Aso draws support in Japanese leadership race
TOKYO (Reuters) - Outspoken former Japanese foreign minister Taro Aso is the top choice of voters and of around half of the ruling party's branches to replace Prime Minister Yasuo Fukuda, who quit suddenly this week, media polls showed on Wednesday.
Aso, the frontrunner to take power, favors increased government spending to help avoid a looming recession although this worries some in the ruling party who fear his policies could stall efforts to cut Japan's sky-high public debt.
That, and worries over his history of gaffes, has fuelled speculation that others may also run in the Liberal Democratic Party (LDP) leadership race.
A survey published by Kyodo news agency on Wednesday found 35.3 percent of respondents favored Aso, 67, as the country's next LDP leader, making him the most popular candidate. Another poll over the weekend, before Fukuda quit, also had him as top choice.
Of 47 LDP party chapters, 23 said they would back Aso, the Asahi newspaper said, with supporters seeing him as the best candidate to lead the party to victory in an election due within a year. Most other branches were undecided.
The LDP's branches, along with its lawmakers, will vote for a new party leader on September 22 to replace the unpopular Fukuda, who resigned on Monday.
Aso, currently the LDP's second-ranking official, has yet to formally announce a bid for the leadership but the comic book fan and former Olympic sharpshooter has said he is a suitable candidate to carry on Fukuda's policies.
It would be his fourth bid for the leadership, including a loss to Fukuda in a leadership election last year, despite being the initial favorite then too.
"There is no mood to welcome 'party leader Aso' with open arms," the conservative Sankei newspaper said.
A potential contender is Yuriko Koike, who was briefly last year the country's first female defense minister and is backed by a former LDP secretary-general who favors fiscal reforms.
"I have been contacting people," she told reporters. "You can't play baseball alone."
Aso has said Japan could put off its goal of balancing the budget within the next few years, despite public debt of around 1-½ times GDP, the highest among big industrialized countries.
In foreign policy, he has offended Japan's Asian neighbors in the past, including the two Koreas with a comment in 2003 that was seen as praising Japan's 1910-1945 colonization of the peninsula.
The new LDP leader elected this month is assured the Japanese premiership by virtue of the party's grip on parliament, which is expected to convene shortly after the LDP presidential race to elect a successor to Fukuda.
The LDP, along with its junior coalition partner the New Komeito party, is seeking to rebuild support ahead of a lower house election that the Sankei said could take place as early as October 26.
Toshiko Hamayotsu, a pivotal figure in New Komeito, which is vital for the coalition to keep its two-thirds majority in parliament's powerful lower house, backed Aso on Tuesday.

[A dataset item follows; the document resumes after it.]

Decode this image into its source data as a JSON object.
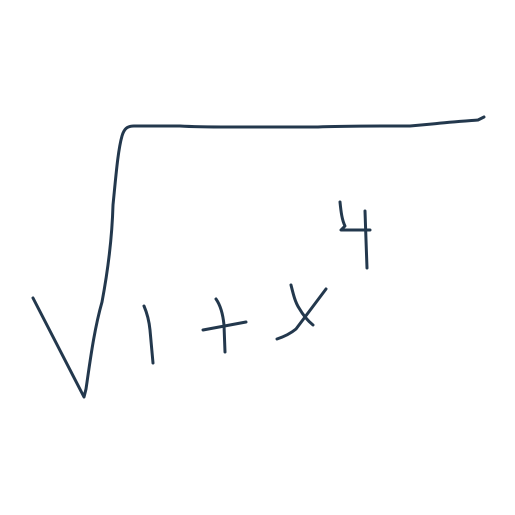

Analysts have said the next prime minister could call an election soon after taking office to make the most of any boost in public ratings, which sagged under Fukuda.
Going to the polls might also gain the coalition a mandate to resolve the deadlock in parliament, where the opposition controls the upper house and can stall legislation.
The Kyodo poll showed 38.4 percent of respondents would vote for the LDP in the next election, ahead of 34.9 who said they would vote for the main opposition Democratic Party.
But analysts said whoever succeeds Fukuda would face the same headaches, with policy-making blocked by the divided parliament.
A survey of 80 corporate leaders by the Nikkei business daily showed 70 percent said Fukuda's resignation would have a negative effect on the economic outlook and policies.
Nearly 60 percent in the same survey said an early election should be called by the start of next year.
Popular female lawmaker and consumer affairs minister Seiko Noda told reporters she would not stand, but media said former administrative reform minister Nobuteru Ishihara, son of outspoken Tokyo Governor Shintaro Ishihara, might seek the job.